State of play: Measure I, the proposed sales tax, would raise an estimated $28 million per year for 20 years to address homelessness, road repairs, police and fire staffing and parks maintenance.
- Two years ago, Escondido voters rejected a ¾ cent tax increase, and in 2020 the city council rejected a proposal to put a similar measure on the ballot.
- All of those efforts were aimed at eliminating the city's annual $11 million structural budget deficit that leaders have instead addressed with short-term fixes.
Zoom in: District 3 appointed councIl member Christian Garcia, a high school teacher and former trustee for Palomar College, is seeking a full term, and has the endorsement of the local Republican Party.

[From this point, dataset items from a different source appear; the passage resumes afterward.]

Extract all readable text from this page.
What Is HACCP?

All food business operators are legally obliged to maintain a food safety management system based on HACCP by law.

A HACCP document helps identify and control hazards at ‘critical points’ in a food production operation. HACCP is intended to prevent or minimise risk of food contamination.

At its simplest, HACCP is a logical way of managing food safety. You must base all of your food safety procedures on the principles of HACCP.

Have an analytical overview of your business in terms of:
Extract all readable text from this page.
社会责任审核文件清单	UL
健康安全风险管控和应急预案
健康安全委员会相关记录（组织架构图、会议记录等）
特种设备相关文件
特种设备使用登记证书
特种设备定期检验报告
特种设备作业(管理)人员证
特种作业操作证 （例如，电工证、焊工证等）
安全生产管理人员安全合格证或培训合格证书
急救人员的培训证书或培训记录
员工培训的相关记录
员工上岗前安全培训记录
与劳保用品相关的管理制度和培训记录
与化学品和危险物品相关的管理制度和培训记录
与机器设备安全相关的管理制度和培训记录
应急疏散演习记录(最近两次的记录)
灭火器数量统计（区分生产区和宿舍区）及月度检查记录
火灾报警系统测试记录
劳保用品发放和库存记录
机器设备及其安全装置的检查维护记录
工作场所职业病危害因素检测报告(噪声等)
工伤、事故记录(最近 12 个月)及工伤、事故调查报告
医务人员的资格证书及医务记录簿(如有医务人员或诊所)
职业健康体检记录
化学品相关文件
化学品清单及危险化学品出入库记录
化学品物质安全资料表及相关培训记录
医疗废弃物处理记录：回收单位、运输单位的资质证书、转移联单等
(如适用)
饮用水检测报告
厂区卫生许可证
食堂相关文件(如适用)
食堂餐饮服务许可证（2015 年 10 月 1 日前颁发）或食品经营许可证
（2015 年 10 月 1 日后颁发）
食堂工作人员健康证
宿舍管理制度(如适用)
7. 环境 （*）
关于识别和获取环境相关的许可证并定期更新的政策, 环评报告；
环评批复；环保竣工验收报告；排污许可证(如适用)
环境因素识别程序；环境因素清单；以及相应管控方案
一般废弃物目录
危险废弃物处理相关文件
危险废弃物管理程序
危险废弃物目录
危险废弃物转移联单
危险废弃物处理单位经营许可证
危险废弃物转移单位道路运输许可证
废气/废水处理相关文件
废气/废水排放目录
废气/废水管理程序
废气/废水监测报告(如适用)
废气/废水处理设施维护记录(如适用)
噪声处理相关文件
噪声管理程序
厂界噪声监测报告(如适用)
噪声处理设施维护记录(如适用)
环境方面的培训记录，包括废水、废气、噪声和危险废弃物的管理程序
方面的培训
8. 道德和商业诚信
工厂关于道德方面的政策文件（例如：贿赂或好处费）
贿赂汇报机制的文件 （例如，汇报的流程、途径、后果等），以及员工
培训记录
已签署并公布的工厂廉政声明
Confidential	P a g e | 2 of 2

- He's running against Veronica Cigarroa, a mental health professional backed by the San Diego County Democratic Party, and Christine Spencer, who has worked in fundraising for Coastal Roots Farm in Encinitas and serves on nonprofit boards in Escondido.
Judy Fitzgerald, a former city planning commissioner and Carlsbad and Oceanside police officer who founded a CrossFit gym in Escondido, is trying to fill the city's open District 4 seat.
- She is endorsed by the local Republican Party and has run on reducing homelessness by treating it as a mental health and addiction problem and increasing funding to law enforcement.
Her opponent, Rod Howell, is a retired Navy veteran and Department of Defense contracting officer who has the Democratic Party's endorsement.
- He has pledged to solve homelessness compassionately by targeting root causes and finding creative ways to fix the city's budget, per the Union-Tribune.
City Treasurer Douglas Shultz is running unopposed for re-election.